Chinese art reached a zenith during this Golden Age, and this is perhaps best seen in the introduction of one of the most stereotypical of Chinese art forms, porcelain, a very fine form of pottery. Porcelain's composition was perfected during this period, and soon became one of the most common exports from China, all of it glazed with impressively detailed precision. Speaking of glazing, one of the most common finds from the Golden Age of Chinese art are glazed ceramic objects. While produced en masse, these objects still showed the incredible workmanship of even mediocre ceramicists.

However, the most impressive art to come from this period are the numerous paintings, many of which still fetch a handsome price. Chinese painters embraced the power of the landscape as a motif in their works and often minimized the role of individuals. Indeed, in those works, where both people and landscapes are present, humans are shown as small, often hard to see, and even their greatest structures are shown to be placed in harmony with nature, rather than trying to force nature to be in harmony with humanity. The techniques used to paint these scenes, most notably watercolors, also lends itself to the harmony with nature, as lines blur between elements of the work to help create a cohesive whole.

Literature

While the art of the Chinese Golden Age may only be enjoyed by a handful of well-heeled collectors and art historians, the literature of this period has had an everlasting impact on Chinese culture up to the current day. Chinese poetry of this period was especially enlightened and covered all manners of topics. Among the most well-remembered poets are Li Bo, Du Fu, and Su Shi.

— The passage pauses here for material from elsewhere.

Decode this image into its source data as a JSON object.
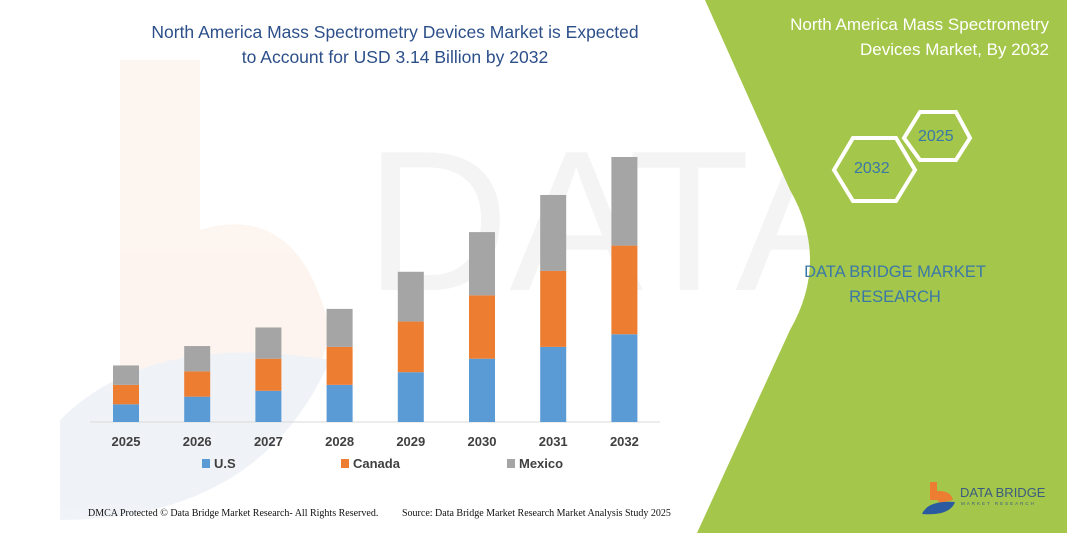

Li Bo wrote about great issues of romance and alcohol, and aptly enough, is rumored to have drowned after drunkenly falling into a river while trying to touch the moon's reflection. Du Fu and Su Shi met less ironic demises, but their work is still worth mention: Du Fu for his imagery regarding the life of an imperial bureaucrat, and Su Shi for the sheer amount of imagery that he was able to put in a few well-chosen words.